Br Med Bull. 2023 Sep 12;147(1):90-107. doi: 10.1093/bmb/ldad013.
Joint hypermobility (JHM) is a common physical trait. It may occur alone or in combination with musculoskeletal (MSK) pain, outside or within more complex phenotypes. Hypermobility spectrum disorders (HSD) are diagnosed in individuals with JHM and related MSK pain, when an alternative diagnosis cannot be identified.
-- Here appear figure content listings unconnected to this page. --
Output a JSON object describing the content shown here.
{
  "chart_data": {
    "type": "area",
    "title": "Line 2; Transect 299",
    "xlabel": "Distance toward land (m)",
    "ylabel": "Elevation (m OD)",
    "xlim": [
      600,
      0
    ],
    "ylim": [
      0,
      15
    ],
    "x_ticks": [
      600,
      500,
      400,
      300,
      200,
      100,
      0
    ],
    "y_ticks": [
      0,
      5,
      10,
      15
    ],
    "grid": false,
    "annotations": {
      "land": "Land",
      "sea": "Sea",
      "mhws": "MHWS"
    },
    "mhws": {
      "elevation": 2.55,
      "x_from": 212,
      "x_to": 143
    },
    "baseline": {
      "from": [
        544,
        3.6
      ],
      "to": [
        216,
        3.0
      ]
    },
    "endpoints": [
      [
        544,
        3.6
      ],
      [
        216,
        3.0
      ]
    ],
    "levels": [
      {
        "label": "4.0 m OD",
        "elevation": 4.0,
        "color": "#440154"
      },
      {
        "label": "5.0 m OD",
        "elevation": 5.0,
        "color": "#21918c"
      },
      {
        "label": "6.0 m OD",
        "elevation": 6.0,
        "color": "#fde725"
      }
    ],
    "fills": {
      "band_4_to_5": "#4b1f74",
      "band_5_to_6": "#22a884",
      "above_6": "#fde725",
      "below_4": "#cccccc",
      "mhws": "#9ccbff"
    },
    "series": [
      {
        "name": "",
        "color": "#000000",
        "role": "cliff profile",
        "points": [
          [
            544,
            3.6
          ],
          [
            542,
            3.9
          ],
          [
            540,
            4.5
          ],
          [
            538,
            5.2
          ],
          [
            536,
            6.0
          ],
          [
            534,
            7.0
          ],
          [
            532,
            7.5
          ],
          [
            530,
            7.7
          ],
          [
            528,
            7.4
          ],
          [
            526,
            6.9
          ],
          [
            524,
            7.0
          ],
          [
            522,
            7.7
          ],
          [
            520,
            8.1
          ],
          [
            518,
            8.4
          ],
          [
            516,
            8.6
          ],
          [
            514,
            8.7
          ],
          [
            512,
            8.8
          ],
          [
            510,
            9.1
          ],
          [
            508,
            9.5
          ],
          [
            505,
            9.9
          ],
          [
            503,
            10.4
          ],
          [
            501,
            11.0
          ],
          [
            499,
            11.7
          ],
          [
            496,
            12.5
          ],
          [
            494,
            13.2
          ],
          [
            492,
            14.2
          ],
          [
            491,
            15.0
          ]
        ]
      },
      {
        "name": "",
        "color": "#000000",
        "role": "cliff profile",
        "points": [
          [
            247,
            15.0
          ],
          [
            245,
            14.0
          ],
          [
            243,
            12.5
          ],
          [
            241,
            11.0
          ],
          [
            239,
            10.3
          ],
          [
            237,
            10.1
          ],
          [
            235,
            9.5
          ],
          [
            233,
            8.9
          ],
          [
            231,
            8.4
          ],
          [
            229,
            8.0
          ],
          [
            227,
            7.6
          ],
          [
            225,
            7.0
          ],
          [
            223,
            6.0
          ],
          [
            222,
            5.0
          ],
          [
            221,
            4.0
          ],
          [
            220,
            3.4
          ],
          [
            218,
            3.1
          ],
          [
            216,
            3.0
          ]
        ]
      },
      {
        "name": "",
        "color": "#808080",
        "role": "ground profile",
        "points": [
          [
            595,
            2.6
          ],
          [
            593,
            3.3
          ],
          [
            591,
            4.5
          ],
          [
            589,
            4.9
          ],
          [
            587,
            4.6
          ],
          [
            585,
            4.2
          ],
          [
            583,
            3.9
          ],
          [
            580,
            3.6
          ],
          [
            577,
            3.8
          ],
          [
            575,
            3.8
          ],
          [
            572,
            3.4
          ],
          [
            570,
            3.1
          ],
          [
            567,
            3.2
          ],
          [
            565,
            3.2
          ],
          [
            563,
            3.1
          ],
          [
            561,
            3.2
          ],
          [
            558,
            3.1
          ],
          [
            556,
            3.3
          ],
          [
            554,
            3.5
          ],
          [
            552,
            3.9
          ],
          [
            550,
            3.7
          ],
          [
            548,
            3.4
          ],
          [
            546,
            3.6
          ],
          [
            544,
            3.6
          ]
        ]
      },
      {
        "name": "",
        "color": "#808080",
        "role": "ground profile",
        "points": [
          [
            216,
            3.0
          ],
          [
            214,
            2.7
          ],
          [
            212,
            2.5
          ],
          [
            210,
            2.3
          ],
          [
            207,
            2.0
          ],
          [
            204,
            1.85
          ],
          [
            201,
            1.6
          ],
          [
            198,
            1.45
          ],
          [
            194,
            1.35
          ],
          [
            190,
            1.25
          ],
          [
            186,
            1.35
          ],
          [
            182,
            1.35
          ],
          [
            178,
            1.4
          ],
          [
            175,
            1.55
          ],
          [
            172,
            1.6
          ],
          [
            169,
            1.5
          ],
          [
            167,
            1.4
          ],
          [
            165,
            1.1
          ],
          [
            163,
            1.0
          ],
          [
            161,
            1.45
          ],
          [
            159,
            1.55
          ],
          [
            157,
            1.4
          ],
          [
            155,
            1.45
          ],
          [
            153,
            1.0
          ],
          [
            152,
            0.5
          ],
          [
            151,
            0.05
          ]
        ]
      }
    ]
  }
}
Conversely, the Ehlers-Danlos syndrome (EDS) encompasses a group of rare hereditary connective tissue disorders featuring JHM along with other pleiotropic manifestations. The 2017 EDS Classification identifies 13 different subtypes. Hypermobile EDS (HEDS) is the only EDS variant still lacking a confirmatory test.
Literature was reviewed searching for the most relevant papers related to key arguments. Particular attention was focused on papers published after the 2017 Classification.
Definition, epidemiology, assessment tools and patterns of JHM are presented. The morbid nature of the 2017 EDS Classification and of the 'spectrum' is also illustrated.
We discuss current limitations and disagreements concerning the 'spectrum', HSD and HEDS.
In the clinical context, elucidation of the pathophysiology of pain related to JHM should develop in parallel with the analysis of pleiotropic manifestations of syndromes with JHM.
Future challenges concerning classification, nosology, diagnosis and management of JHM, EDS and related disorders are discussed.
关节过度活动(JHM)是一种常见的身体特征。它可能单独发生,也可能与肌肉骨骼(MSK)疼痛一起发生,在更复杂的表型中或之外。当无法确定其他诊断时,会在具有 JHM 和相关 MSK 疼痛的个体中诊断出过度活动谱障碍(HSD)。相反,埃勒斯-当洛斯综合征(EDS)包括一组罕见的遗传性结缔组织疾病,其特征是 JHM 以及其他多效性表现。2017 年 EDS 分类确定了 13 种不同的亚型。HEDS 是唯一仍然缺乏确认性测试的 EDS 变体。
文献综述,搜索与关键论点相关的最相关论文。特别关注 2017 年分类后发表的论文。
介绍了 JHM 的定义、流行病学、评估工具和模式。还说明了 2017 年 EDS 分类和“谱”的病态性质。
我们讨论了当前关于“谱”、HSD 和 HEDS 的限制和分歧。
在临床背景下,与 JHM 相关的疼痛的病理生理学的阐明应与具有 JHM 的综合征的多效性表现的分析同时进行。
讨论了关于 JHM、EDS 和相关疾病的分类、分类学、诊断和管理的未来挑战。